YANG AKAN TERJADI KEMUDIAN
Seperti biasa Saskia menekan tuts-tuts pada keyboard laptopnya yang lumayan jadul, tak mengapa selama masih bisa diajak kompromi menyelesaikan pekerjaan hariannya baginya sudah cukup.  Ada sebuah harapan yang menjadi point penting untuk kali ini. Tahun sudah berganti semestinya kehidupannya juga ikut berganti. Seperti proses alami ada siang yang berganti malam begitupun sebaliknya lalu mendung berganti cerah musim kemarau berganti musim penghujan. Begitulah kiranya semestinya kehidupannya juga ingin adanya perubahan. Sebuah harapan yang mengisi perjalanan kehidupannya yang sampai entah  kapan garis finishnya tiada yang tahu. Biarlah diapun tiada menahu dan tak ingin tahu, Tuhan pasti tak memberi tahu karena itu adalah sebuah rahasia, rahasia-Nya.

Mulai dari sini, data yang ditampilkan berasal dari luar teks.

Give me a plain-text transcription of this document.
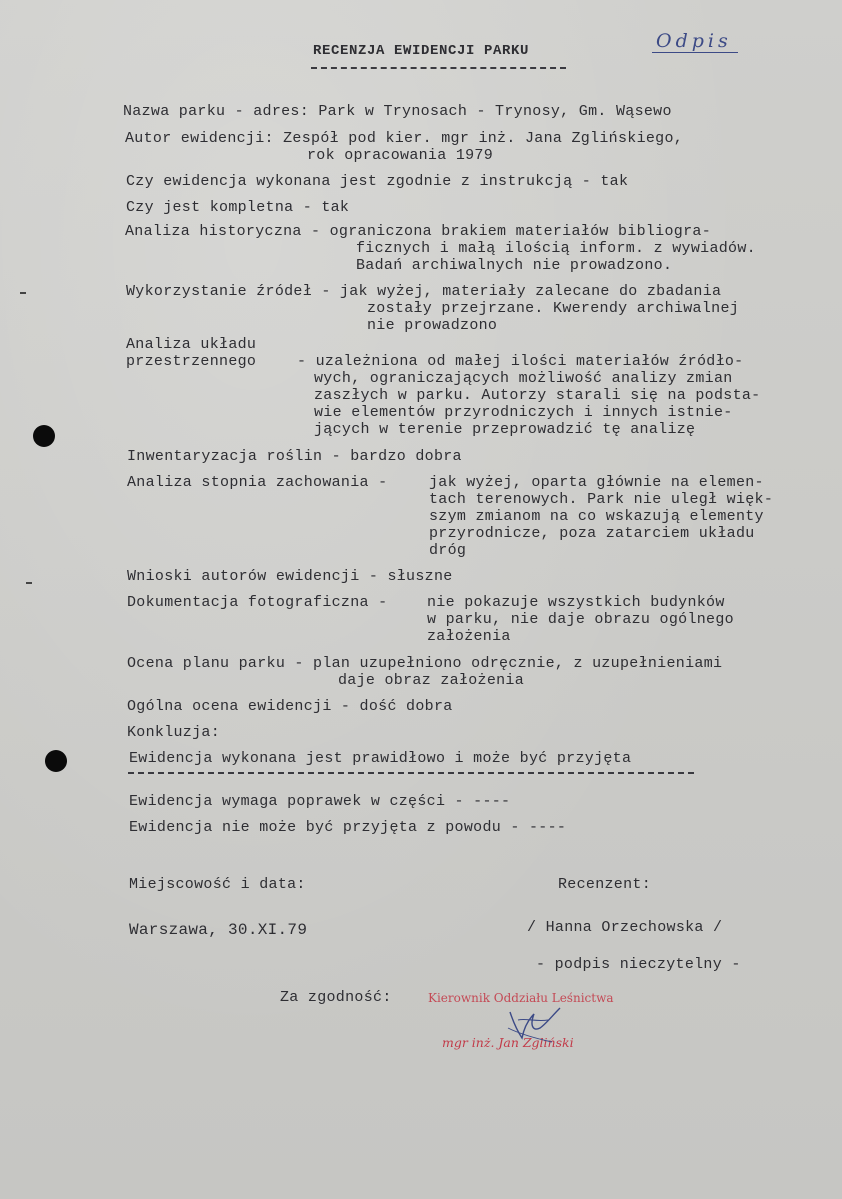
RECENZJA EWIDENCJI PARKU	Odpis
Nazwa parku - adres: Park w Trynosach - Trynosy, Gm. Wąsewo
Autor ewidencji: Zespół pod kier. mgr inż. Jana Zglińskiego,
rok opracowania 1979
Czy ewidencja wykonana jest zgodnie z instrukcją - tak
Czy jest kompletna - tak
Analiza historyczna - ograniczona brakiem materiałów bibliogra-
ficznych i małą ilością inform. z wywiadów.
Badań archiwalnych nie prowadzono.
Wykorzystanie źródeł - jak wyżej, materiały zalecane do zbadania
zostały przejrzane. Kwerendy archiwalnej
nie prowadzono
Analiza układu
przestrzennego	- uzależniona od małej ilości materiałów źródło-
wych, ograniczających możliwość analizy zmian
zaszłych w parku. Autorzy starali się na podsta-
wie elementów przyrodniczych i innych istnie-
jących w terenie przeprowadzić tę analizę
Inwentaryzacja roślin - bardzo dobra
Analiza stopnia zachowania -	jak wyżej, oparta głównie na elemen-
tach terenowych. Park nie uległ więk-
szym zmianom na co wskazują elementy
przyrodnicze, poza zatarciem układu
dróg
Wnioski autorów ewidencji - słuszne
Dokumentacja fotograficzna -	nie pokazuje wszystkich budynków
w parku, nie daje obrazu ogólnego
założenia
Ocena planu parku - plan uzupełniono odręcznie, z uzupełnieniami
daje obraz założenia
Ogólna ocena ewidencji - dość dobra
Konkluzja:
Ewidencja wykonana jest prawidłowo i może być przyjęta
Ewidencja wymaga poprawek w części - ----
Ewidencja nie może być przyjęta z powodu - ----
Miejscowość i data:	Recenzent:
Warszawa, 30.XI.79	/ Hanna Orzechowska /
- podpis nieczytelny -
Za zgodność:	Kierownik Oddziału Leśnictwa
mgr inż. Jan Zgliński
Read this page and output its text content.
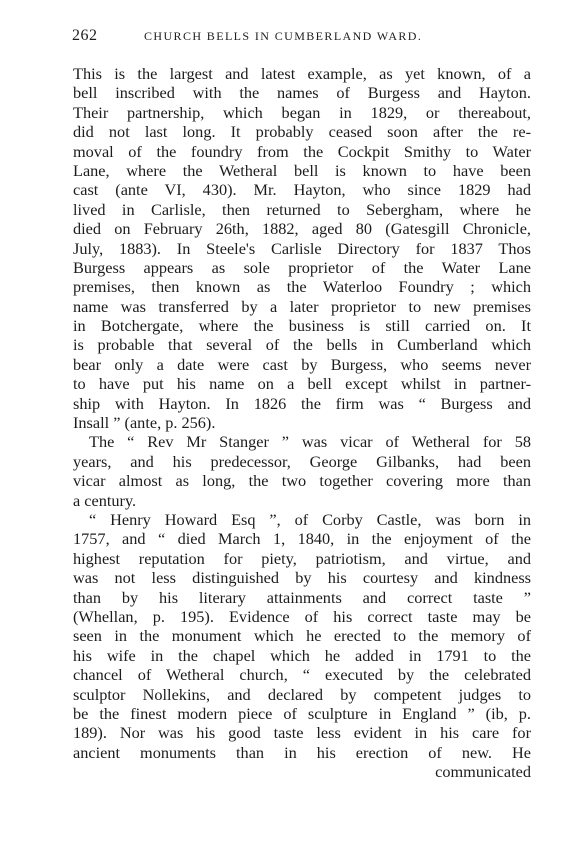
262	CHURCH BELLS IN CUMBERLAND WARD.
This is the largest and latest example, as yet known, of a
bell inscribed with the names of Burgess and Hayton.
Their partnership, which began in 1829, or thereabout,
did not last long. It probably ceased soon after the re-
moval of the foundry from the Cockpit Smithy to Water
Lane, where the Wetheral bell is known to have been
cast (ante VI, 430). Mr. Hayton, who since 1829 had
lived in Carlisle, then returned to Sebergham, where he
died on February 26th, 1882, aged 80 (Gatesgill Chronicle,
July, 1883). In Steele's Carlisle Directory for 1837 Thos
Burgess appears as sole proprietor of the Water Lane
premises, then known as the Waterloo Foundry ; which
name was transferred by a later proprietor to new premises
in Botchergate, where the business is still carried on. It
is probable that several of the bells in Cumberland which
bear only a date were cast by Burgess, who seems never
to have put his name on a bell except whilst in partner-
ship with Hayton. In 1826 the firm was “ Burgess and
Insall ” (ante, p. 256).
The “ Rev Mr Stanger ” was vicar of Wetheral for 58
years, and his predecessor, George Gilbanks, had been
vicar almost as long, the two together covering more than
a century.
“ Henry Howard Esq ”, of Corby Castle, was born in
1757, and “ died March 1, 1840, in the enjoyment of the
highest reputation for piety, patriotism, and virtue, and
was not less distinguished by his courtesy and kindness
than by his literary attainments and correct taste ”
(Whellan, p. 195). Evidence of his correct taste may be
seen in the monument which he erected to the memory of
his wife in the chapel which he added in 1791 to the
chancel of Wetheral church, “ executed by the celebrated
sculptor Nollekins, and declared by competent judges to
be the finest modern piece of sculpture in England ” (ib, p.
189). Nor was his good taste less evident in his care for
ancient monuments than in his erection of new. He
communicated
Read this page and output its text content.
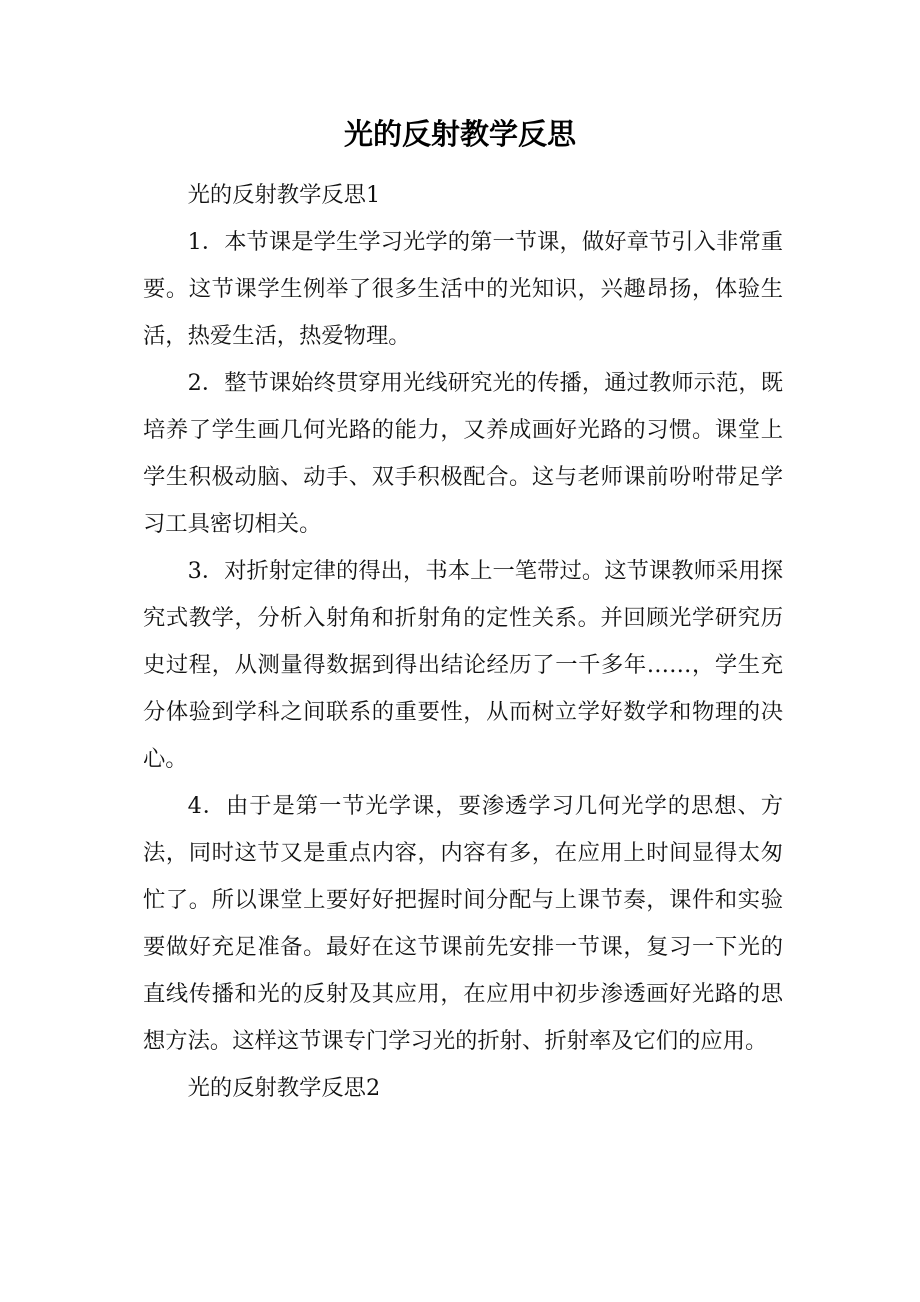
光的反射教学反思

光的反射教学反思1

1．本节课是学生学习光学的第一节课，做好章节引入非常重要。这节课学生例举了很多生活中的光知识，兴趣昂扬，体验生活，热爱生活，热爱物理。

2．整节课始终贯穿用光线研究光的传播，通过教师示范，既培养了学生画几何光路的能力，又养成画好光路的习惯。课堂上学生积极动脑、动手、双手积极配合。这与老师课前吩咐带足学习工具密切相关。

3．对折射定律的得出，书本上一笔带过。这节课教师采用探究式教学，分析入射角和折射角的定性关系。并回顾光学研究历史过程，从测量得数据到得出结论经历了一千多年……，学生充分体验到学科之间联系的重要性，从而树立学好数学和物理的决心。

4．由于是第一节光学课，要渗透学习几何光学的思想、方法，同时这节又是重点内容，内容有多，在应用上时间显得太匆忙了。所以课堂上要好好把握时间分配与上课节奏，课件和实验要做好充足准备。最好在这节课前先安排一节课，复习一下光的直线传播和光的反射及其应用，在应用中初步渗透画好光路的思想方法。这样这节课专门学习光的折射、折射率及它们的应用。

光的反射教学反思2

Tiba-tiba terdengar suara pintu dibuka, “Saskia sudah larut, istirahatlah besok khan bisa dilanjutkan Nak” ibunya memanggil dengan lembut diusapnya kepala Saskia, sepertinya ada ketidaktegaan yang mendalam bila Saskia harus sekolah sambil bekerja sampai larut-larut. Maklumlah naluri seorang ibu single parent yang teramat menyayangi anaknya itu. Kalaupun tiada untuk masa depan anaknya pastilah Saskia dilarang susah-susah bekerja sambilan, gaji ibunya pasti sudah cukup untuk biaya sehari-hari ditambah lagi kakaknya Abra yang memasuki kuliah semester ketujuh. “Apa yang kau ketik itu Sas??” dengan seksama ibunya melihat dan membaca apa yang ditulis oleh Saskia dalam ceritanya. “Rupanya anak ibu pandai juga berkarya”. “Doakan ya Bu semoga karya Saskia kali ini bisa diangkat, jadi film” suara Saskia optimis,”kemarin ada yang menawari membuat cerita, ayahnya teman Saskia yang bekerja di dunia perfilman melihat karya Saskia di mading kemarin sewaktu ada rapat ortu itu lo Bu?” Saskia menerangkan sambil mengingatkan kejadian kemarin bersama Pak Broto ayah Kamila. Dalam diam ibunda Saskia termangu, entah apa yang dipikirkan, mungkin itu adalah sebuah doa tulus untuk Sang anak kesayangan agar Tuhan berkehendak untuk mengabulkannya atau mengingat kejadian kemarin atau justu kedua-duanya atau bisa saja yang lain, entah jalan pikir yang mana yang saat ini beradu dalam  buah pikirnya. Lantas ibunda Saskia berucap, “Ya semoga saja apa yang menjadi harapan anak ibu bisa menjadi kenyataan, Amin”, sambil mengusap kepala Saskia dengan pelan. Seperti ibundanya yang selalu gigih dalam mengejar asa, rupanya Saskia pun demikian, sehingga sukarlah bila Saskia dihenti bila dirinya sudah terlanjur bersemangat dalam aktivitasnya. Usai Saskia mengiyakan nasehat ibunya untuk tiada larut, nyatalah kembali dirinya mengulang hal serupa setelah ibunya pergi meninggalkan bilik kamarnya.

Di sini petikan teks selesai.